Like me, Thelma was very concerned about Minnijean. We talked about how we could convince her to stop pushing to participate. Each of us was hearing increasingly negative responses to her desire to do so. It was clear to us that both students and outsiders would take the opportunity to make a huge issue of her request.
Terry was philosophical about it: Let her try and she’ll learn her lesson, once and for all. I c
ould see Terry becoming more fatalistic about our predicament. His hopes that we could change people’s minds were visibly reduced. He was nervous, not as cheerful, not humming his funny tunes.

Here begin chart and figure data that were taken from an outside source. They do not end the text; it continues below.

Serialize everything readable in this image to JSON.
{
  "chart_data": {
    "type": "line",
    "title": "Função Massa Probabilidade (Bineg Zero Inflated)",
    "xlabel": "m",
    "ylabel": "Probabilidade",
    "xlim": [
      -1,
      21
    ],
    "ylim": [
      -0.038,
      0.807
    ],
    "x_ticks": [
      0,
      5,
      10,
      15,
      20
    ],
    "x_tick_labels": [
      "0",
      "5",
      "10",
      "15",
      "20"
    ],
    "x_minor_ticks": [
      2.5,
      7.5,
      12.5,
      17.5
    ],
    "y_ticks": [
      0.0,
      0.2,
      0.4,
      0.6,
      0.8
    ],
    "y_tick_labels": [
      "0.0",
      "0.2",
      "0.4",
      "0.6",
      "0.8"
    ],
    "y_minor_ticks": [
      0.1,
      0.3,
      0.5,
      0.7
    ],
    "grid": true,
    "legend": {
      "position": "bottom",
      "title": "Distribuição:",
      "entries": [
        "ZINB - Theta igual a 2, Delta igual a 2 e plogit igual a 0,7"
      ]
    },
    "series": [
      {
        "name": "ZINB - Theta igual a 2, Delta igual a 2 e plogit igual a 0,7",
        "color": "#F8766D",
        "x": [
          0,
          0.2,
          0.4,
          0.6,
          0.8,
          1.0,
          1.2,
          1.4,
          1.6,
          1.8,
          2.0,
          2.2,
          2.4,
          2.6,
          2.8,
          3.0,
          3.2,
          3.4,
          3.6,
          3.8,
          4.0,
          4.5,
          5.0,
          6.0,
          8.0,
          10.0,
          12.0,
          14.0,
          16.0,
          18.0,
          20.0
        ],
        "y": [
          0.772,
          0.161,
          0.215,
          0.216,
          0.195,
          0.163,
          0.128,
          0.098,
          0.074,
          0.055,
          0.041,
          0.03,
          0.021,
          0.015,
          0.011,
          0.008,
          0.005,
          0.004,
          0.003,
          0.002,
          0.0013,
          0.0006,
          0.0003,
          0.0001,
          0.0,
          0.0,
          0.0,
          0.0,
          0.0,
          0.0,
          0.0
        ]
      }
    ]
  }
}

Stress was beginning to tell on Gloria, too. She was clamming up, becoming solemn. I could almost see her mind working to try to set things right so she could keep going in her meticulous way.
Elizabeth had never fully regained her composure following her awful encounter with the mob. Continued harassment was also taking its toll of her. She reacted by becoming silent and withdrawn. When I discussed Minnijean’s predicament with Elizabeth, she appeared alarmed and agreed that we ought not attract unnecessary attention to ourselves.
Carlotta strained to keep smiling. Although she often took a lot of heat, especially in gym class, she tried to make the best of it, as did Jeff. Like the two other boys, Jeff was taking a lot of brutal physical punishment. He was quick on his feet, but he often got trapped in gym class or in corners of the hall, where he was kicked and punched.
Whenever we compared notes, we all agreed: the students’ attitudes had become polarized. We felt it would be best for Minnijean to back off, but none of us could talk her out of it. She was adamant. The more we pleaded, the more determined she seemed to become.